The pre-quantized accuracy was: top-1 / top-5 accuracy: 69.9975 / 88.7586

This indicates accuracy degradation of less than 1%, which is quite good for Post-Training Quantization (PTQ).

Convert the model into .xmodel format for KV260 deployment:

python resnet18_quant.py --quant_mode test --subset_len 1 --batch_size=1 --model_dir model --data_dir imagenet-mini --deploy

Cross-compilation for DPU Execution

Cross-compile the generated ResNet_int.xmodel for DPU execution. For MPSoC targets, the IP information must be available at /opt/vitis_ai/compiler/arch/DPUCZDX8G:

cd /workspace/resnet18
vai_c_xir -x quantize_result/ResNet_int.xmodel -a /opt/vitis_ai/compiler/arch/DPUCZDX8G/<Target ex:KV260>/arch.json -o resnet18_pt -n resnet18_pt

Next, create a file named resnet18_pt.prototxt containing input quantization parameters. Adjust mean and scale values under the kernel section as needed:

model {
   name : "resnet18_pt"
   kernel {
         name: "resnet18_pt_0"
         mean: 103.53
         mean: 116.28
         mean: 123.675
         scale: 0.017429
         scale: 0.017507
         scale: 0.01712475
   }
   model_type : CLASSIFICATION
   classification_param {
          top_k : 5
          test_accuracy : false
          preprocess_type : VGG_PREPROCESS
   }
}

For clarity, the quantization formula used is:

Quantization:

\[x_{\text{quant}} = \operatorname{round}\Bigl(\frac{x_{\text{real}}}{s}\Bigr) + z\]

Dequantization:

\[x_{\text{real}} = (x_{\text{quant}} - z) \times s\]

where

  • xreal is the original real value.
  • xquant is the quantized integer value.
  • s is the scale factor.
  • z is the zero point.
  • round(·) denotes the rounding operation.

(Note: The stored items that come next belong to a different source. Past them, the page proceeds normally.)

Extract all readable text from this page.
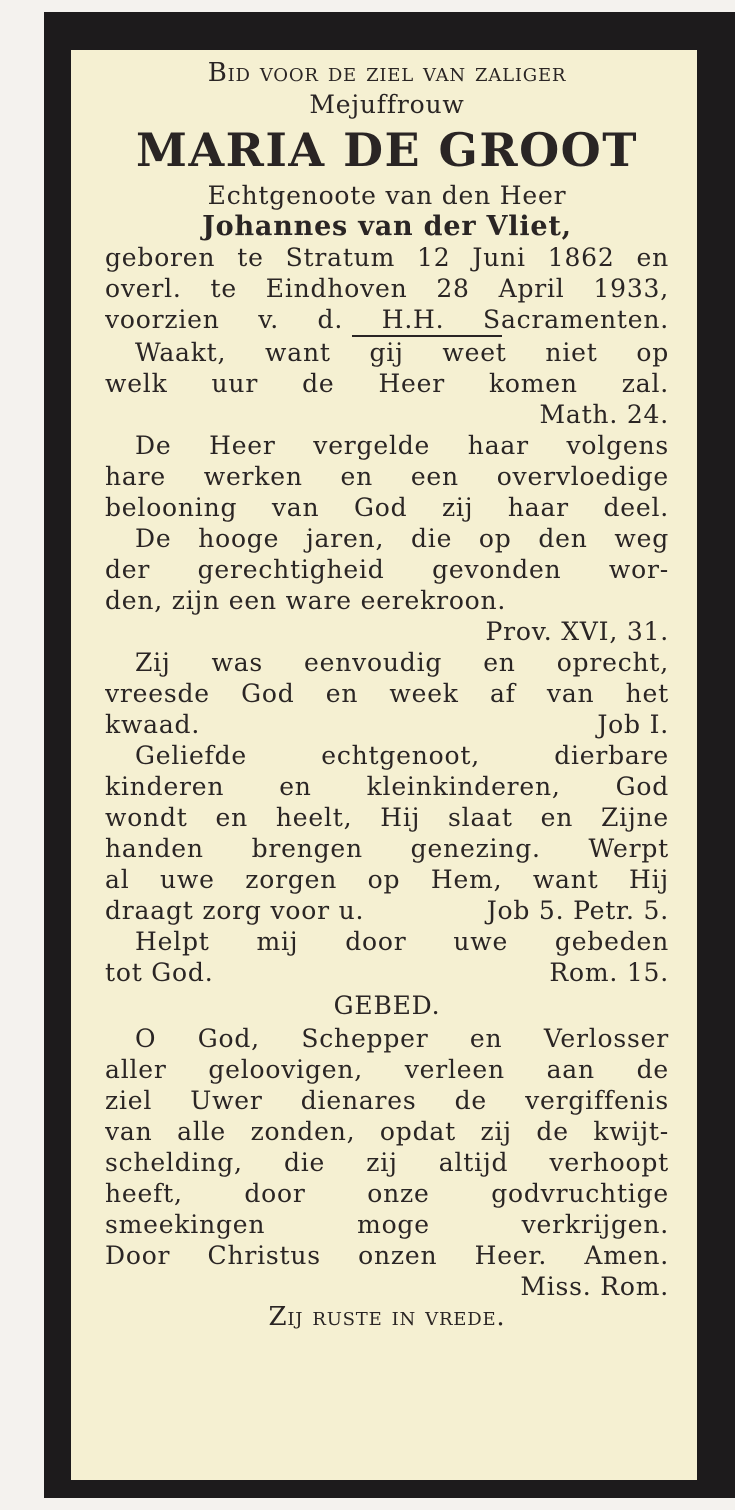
Bid voor de ziel van zaliger
Mejuffrouw
MARIA DE GROOT
Echtgenoote van den Heer
Johannes van der Vliet,
geboren te Stratum 12 Juni 1862 en
overl. te Eindhoven 28 April 1933,
voorzien v. d. H.H. Sacramenten.
Waakt, want gij weet niet op
welk uur de Heer komen zal.
Math. 24.
De Heer vergelde haar volgens
hare werken en een overvloedige
belooning van God zij haar deel.
De hooge jaren, die op den weg
der gerechtigheid gevonden wor-
den, zijn een ware eerekroon.
Prov. XVI, 31.
Zij was eenvoudig en oprecht,
vreesde God en week af van het
kwaad.	Job I.
Geliefde echtgenoot, dierbare
kinderen en kleinkinderen, God
wondt en heelt, Hij slaat en Zijne
handen brengen genezing. Werpt
al uwe zorgen op Hem, want Hij
draagt zorg voor u.	Job 5. Petr. 5.
Helpt mij door uwe gebeden
tot God.	Rom. 15.
GEBED.
O God, Schepper en Verlosser
aller geloovigen, verleen aan de
ziel Uwer dienares de vergiffenis
van alle zonden, opdat zij de kwijt-
schelding, die zij altijd verhoopt
heeft, door onze godvruchtige
smeekingen moge verkrijgen.
Door Christus onzen Heer. Amen.
Miss. Rom.
Zij ruste in vrede.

The model is now fully INT8 quantized!

(Note added 8/18: mean and scale here are defined per channel in BGR order, not RGB.)

https://github.com/Xilinx/Vitis-AI/blob/3.0/examples/vai_library/samples/classification/test_jpeg_classification_squeezenet.cpp#L98-L99

Model Deployment on KV260

Transfer the generated quantization files to KV260:

scp -r resnet18_pt root@[TARGET_IP_ADDRESS]:/usr/share/vitis_ai_library/models/

Evaluation images/videos:

[Docker] $ cd /workspace
[Docker] $ wget https://www.xilinx.com/bin/public/openDownload?filename=vitis_ai_library_r3.0.0_images.tar.gz -O vitis_ai_library_r3.0.0_images.tar.gz
[Docker] $ wget https://www.xilinx.com/bin/public/openDownload?filename=vitis_ai_library_r3.0.0_video.tar.gz -O vitis_ai_library_r3.0.0_video.tar.gz
[Docker] $ scp -r vitis_ai_library_r3.0.0_images.tar.gz root@[TARGET_IP_ADDRESS]:~/
[Docker] $ scp -r vitis_ai_library_r3.0.0_video.tar.gz root@[TARGET_IP_ADDRESS]:~/

Extract on KV260:

[Target] $ tar -xzvf vitis_ai_library_r3.0.0_images.tar.gz -C ~/Vitis-AI/examples/vai_library/
[Target] $ tar -xzvf vitis_ai_library_r3.0.0_video.tar.gz -C ~/Vitis-AI/examples/vai_library/

Inference Execution

Classification Test Task

Execute the classification test application on KV260:

cd ~/Vitis-AI/vai_library/samples/classification
./build.sh
./test_jpeg_classification resnet18_pt ~/Vitis-AI/examples/vai_library/samples/classification/images/002.JPEG

Result indicates successful inference:

Classification Result

Lane Detection Task

Try additional sample models:

cd ../lanedetect
./build.sh
./test_jpeg_lanedetect vpgnet_pruned_0_99 sample_lanedetect.jpg

Successful execution:

Lane Detection Result

Conclusion

We’ve reviewed the basic workflow for model quantization, deployment, and application execution. Using DPU IP on Zynq provides an experience similar to utilizing dedicated NPUs.